Saya menerima telefon barusan. Penelefon seorang jurnalis lokal (Medan). Ia menanyakan apakah perlu edaran Walikota atau pejabat di bawahnya untuk melarang kutip penerbitan Surat Keterangan Hasil Ujian (SKHU) yang diperlukan oleh siswa tamatan barusan untuk keperluan melanjutkan pendidikan?
Saya jawab tidak. Ya, tidak. Hal yang diperlukan hanyalah provakasi agar rakyat melawan. Menolak setiap kutipan yang tak berdasar itu. Bahaya sekali anak-anak yang masih sangat "hijau" itu diracuni dengan pelajaran buru: abuse of power. Nanti dia potensil memanfaatkan jabatannya untuk kepentingan dirinya sendiri secara melawan hukum denganb mengorbankan rakyat banyak.
Jika sudah diprovakasi, biasanya ada potensi meluas. Itu lebih kuat dari surat edaran. Surat edaran tidak ada manfaatnya, karena tanpa dijelaskan oleh sebuah surat edaran pun, pengutipan itu jelas-jelas melawan hukum. Semua tahu itu. Para Kepala Sekolah pun cenderung akan mensiasati tetap mengutip secara diam-diam dan dengan berbagai cara, meski sudah ada surat edaran. Dalam hati para sekolah itu pun bisa saja ada perlawanan diam-diam: "ah, jabatan saya ini kan saya bayar. Bagaimana saya mengembalikan bayaran itu?".

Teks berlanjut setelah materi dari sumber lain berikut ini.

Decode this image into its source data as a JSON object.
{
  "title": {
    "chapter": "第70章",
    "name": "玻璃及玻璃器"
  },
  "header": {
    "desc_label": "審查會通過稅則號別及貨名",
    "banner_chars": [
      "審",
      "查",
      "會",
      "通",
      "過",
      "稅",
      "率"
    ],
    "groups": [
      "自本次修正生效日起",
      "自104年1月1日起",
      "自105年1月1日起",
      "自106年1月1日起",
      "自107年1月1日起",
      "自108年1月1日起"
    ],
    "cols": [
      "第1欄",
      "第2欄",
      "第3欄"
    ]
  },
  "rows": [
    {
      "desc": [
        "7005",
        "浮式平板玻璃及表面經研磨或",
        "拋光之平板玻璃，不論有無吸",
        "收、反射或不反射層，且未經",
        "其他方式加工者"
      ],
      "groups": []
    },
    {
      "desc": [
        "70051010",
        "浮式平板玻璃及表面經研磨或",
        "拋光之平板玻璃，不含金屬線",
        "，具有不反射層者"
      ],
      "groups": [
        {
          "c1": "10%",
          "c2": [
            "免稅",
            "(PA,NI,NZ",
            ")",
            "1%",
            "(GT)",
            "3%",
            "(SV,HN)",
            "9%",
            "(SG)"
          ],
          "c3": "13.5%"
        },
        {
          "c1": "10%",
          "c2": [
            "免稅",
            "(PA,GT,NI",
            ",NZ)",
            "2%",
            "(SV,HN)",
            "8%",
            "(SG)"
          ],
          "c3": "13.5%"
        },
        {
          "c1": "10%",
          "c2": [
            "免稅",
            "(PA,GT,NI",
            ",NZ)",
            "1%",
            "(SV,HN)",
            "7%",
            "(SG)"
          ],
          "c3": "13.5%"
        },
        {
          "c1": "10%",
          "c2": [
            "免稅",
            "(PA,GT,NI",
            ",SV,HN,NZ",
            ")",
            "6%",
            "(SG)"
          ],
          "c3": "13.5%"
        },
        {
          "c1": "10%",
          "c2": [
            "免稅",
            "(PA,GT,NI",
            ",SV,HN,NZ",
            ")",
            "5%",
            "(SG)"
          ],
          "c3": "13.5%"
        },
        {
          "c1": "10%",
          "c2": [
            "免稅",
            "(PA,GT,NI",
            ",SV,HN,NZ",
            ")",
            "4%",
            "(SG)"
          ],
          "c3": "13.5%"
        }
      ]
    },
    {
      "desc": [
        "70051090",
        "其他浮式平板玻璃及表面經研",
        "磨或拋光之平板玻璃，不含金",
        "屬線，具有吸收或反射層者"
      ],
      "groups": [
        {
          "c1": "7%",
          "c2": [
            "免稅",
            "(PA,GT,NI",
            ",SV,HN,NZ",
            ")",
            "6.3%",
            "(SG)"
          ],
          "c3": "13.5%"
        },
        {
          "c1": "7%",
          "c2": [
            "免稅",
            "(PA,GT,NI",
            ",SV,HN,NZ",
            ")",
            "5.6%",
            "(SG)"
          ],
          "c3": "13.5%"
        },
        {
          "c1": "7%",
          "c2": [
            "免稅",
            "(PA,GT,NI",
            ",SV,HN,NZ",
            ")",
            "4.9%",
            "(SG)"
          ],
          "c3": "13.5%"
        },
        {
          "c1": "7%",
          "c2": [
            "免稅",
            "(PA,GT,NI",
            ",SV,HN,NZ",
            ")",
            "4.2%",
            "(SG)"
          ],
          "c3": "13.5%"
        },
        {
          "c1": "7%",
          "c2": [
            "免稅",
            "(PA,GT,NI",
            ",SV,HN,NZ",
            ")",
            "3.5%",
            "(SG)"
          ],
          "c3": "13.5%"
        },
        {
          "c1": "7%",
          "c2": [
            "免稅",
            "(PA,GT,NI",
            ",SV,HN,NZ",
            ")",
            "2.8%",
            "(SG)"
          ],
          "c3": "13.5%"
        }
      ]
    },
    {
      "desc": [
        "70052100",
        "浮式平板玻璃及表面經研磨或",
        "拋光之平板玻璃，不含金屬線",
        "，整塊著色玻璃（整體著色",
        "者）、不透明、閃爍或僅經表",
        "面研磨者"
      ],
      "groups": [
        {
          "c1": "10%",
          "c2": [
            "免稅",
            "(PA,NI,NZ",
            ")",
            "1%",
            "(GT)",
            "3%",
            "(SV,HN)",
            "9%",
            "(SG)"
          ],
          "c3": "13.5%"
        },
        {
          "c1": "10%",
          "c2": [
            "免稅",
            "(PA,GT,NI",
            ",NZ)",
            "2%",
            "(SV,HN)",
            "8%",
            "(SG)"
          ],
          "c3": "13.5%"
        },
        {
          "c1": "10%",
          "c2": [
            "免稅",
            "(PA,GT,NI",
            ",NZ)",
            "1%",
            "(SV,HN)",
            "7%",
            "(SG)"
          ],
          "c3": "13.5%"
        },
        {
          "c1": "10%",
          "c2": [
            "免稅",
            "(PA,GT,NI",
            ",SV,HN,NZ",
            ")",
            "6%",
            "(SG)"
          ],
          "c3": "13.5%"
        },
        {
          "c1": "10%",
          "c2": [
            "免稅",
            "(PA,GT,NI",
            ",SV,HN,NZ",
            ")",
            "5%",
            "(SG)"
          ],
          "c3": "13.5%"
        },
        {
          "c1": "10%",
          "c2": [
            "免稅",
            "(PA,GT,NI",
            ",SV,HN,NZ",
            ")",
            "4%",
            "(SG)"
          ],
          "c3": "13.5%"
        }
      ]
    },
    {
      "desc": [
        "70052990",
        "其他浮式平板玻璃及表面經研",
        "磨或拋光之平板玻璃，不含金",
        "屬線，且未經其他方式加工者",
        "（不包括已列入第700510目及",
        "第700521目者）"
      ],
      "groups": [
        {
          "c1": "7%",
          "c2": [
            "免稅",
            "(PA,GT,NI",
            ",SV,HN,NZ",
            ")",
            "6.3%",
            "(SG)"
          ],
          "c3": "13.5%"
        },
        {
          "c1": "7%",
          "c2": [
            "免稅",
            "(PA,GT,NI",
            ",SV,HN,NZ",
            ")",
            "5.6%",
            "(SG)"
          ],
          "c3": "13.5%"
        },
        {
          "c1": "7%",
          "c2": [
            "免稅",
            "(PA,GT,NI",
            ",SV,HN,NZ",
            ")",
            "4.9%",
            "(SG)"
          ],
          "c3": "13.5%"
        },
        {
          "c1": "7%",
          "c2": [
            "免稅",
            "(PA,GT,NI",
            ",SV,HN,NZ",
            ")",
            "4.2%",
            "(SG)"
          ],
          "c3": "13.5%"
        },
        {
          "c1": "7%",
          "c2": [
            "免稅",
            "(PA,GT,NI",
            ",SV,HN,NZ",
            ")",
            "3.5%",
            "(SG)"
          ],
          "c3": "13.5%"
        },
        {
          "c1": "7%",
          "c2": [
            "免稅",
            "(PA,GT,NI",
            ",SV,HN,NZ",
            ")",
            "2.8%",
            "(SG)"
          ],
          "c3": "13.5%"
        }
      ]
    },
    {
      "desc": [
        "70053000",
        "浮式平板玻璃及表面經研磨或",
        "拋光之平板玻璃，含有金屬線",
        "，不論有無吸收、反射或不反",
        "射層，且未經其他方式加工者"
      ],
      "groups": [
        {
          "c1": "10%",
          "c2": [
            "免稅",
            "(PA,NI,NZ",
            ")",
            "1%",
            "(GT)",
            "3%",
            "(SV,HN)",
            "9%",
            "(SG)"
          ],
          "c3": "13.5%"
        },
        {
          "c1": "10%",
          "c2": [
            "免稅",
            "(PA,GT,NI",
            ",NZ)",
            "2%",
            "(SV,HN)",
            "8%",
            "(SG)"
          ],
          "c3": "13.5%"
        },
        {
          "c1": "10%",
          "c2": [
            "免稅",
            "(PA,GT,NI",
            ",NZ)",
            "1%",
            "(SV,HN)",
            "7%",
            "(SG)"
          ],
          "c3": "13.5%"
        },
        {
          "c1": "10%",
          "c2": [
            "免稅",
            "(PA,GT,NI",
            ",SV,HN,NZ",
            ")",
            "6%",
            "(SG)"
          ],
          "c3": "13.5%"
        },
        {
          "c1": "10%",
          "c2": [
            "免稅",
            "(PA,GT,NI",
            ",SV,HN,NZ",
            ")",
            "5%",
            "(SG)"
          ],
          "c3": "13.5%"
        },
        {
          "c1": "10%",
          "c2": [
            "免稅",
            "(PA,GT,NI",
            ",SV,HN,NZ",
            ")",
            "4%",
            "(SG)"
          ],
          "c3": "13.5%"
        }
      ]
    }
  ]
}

Karena itu, beritakan dulu dan ajak koran lain memberitakan sama-sama. Saya yakin melawan atau pun tak melawan (siswa dan orang tuanya), pihak sekoilah akan takut dengan sendirinya. Jika masih berjalan kutipan itu, maka kita hanya menunbggu takdir saja. Seburuk apa pun keadaan, jangan terpancing untuk ikut terjerembab. Jangan lupa membayangkan, bahwa sukses di dunia belkum tentu sukses di akhirat. Maka selaraskan keduanya.